Investigating bias in the application of curve fitting programs to atmospheric time series
Abstract. The decomposition of an atmospheric time series into its constituent parts is an essential tool for identifying and isolating variations of interest from a data set, and is widely used to obtain information about sources, sinks and trends in climatically important gases. Such procedures involve fitting appropriate mathematical functions to the data. However, it has been demonstrated that the application of such curve fitting procedures can introduce bias, and thus influence the scientific interpretation of the data sets. We investigate the potential for bias associated with the application of three curve fitting programs, known as HPspline, CCGCRV and STL, using multi-year records of CO2, CH4 and O3 data from three atmospheric monitoring field stations. These three curve fitting programs are widely used within the greenhouse gas measurement community to analyse atmospheric time series, but have not previously been compared extensively.
The programs were rigorously tested for their ability to accurately represent the salient features of atmospheric time series, their ability to cope with outliers and gaps in the data, and for sensitivity to the values used for the input parameters needed for each program. We find that the programs can produce significantly different curve fits, and these curve fits can be dependent on the input parameters selected. There are notable differences between the results produced by the three programs for many of the decomposed components of the time series, such as the representation of seasonal cycle characteristics and the long-term (multi-year) growth rate. The programs also vary significantly in their response to gaps and outliers in the time series.
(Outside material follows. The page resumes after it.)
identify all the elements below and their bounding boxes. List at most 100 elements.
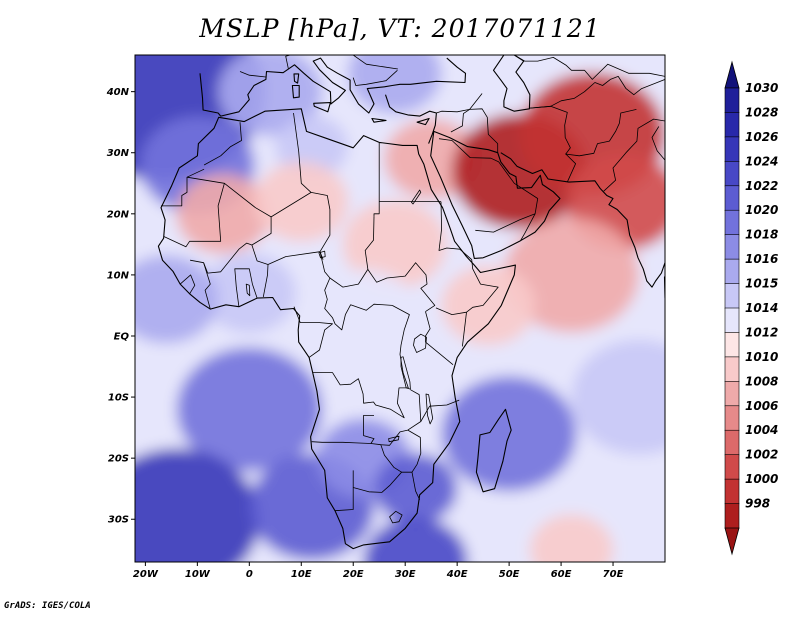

Overall, we found that none of the three programs were superior, and that each program had its strengths and weaknesses. Thus, we provide a list of recommendations on the appropriate use of these three curve fitting programs for certain types of data sets, and for certain types of analyses and applications. In addition, we recommend that sensitivity tests are performed in any study using curve fitting programs, to ensure that results are not unduly influenced by the input smoothing parameters chosen.
Our findings also have implications for previous studies that have relied on a single curve fitting program to interpret atmospheric time series measurements. This is demonstrated by using two other curve fitting programs to replicate work in Piao et al. (2008) on zero-crossing analyses of atmospheric CO2 seasonal cycles to investigate terrestrial biosphere changes. We highlight the importance of using more than one program, to ensure results are consistent, reproducible, and free from bias.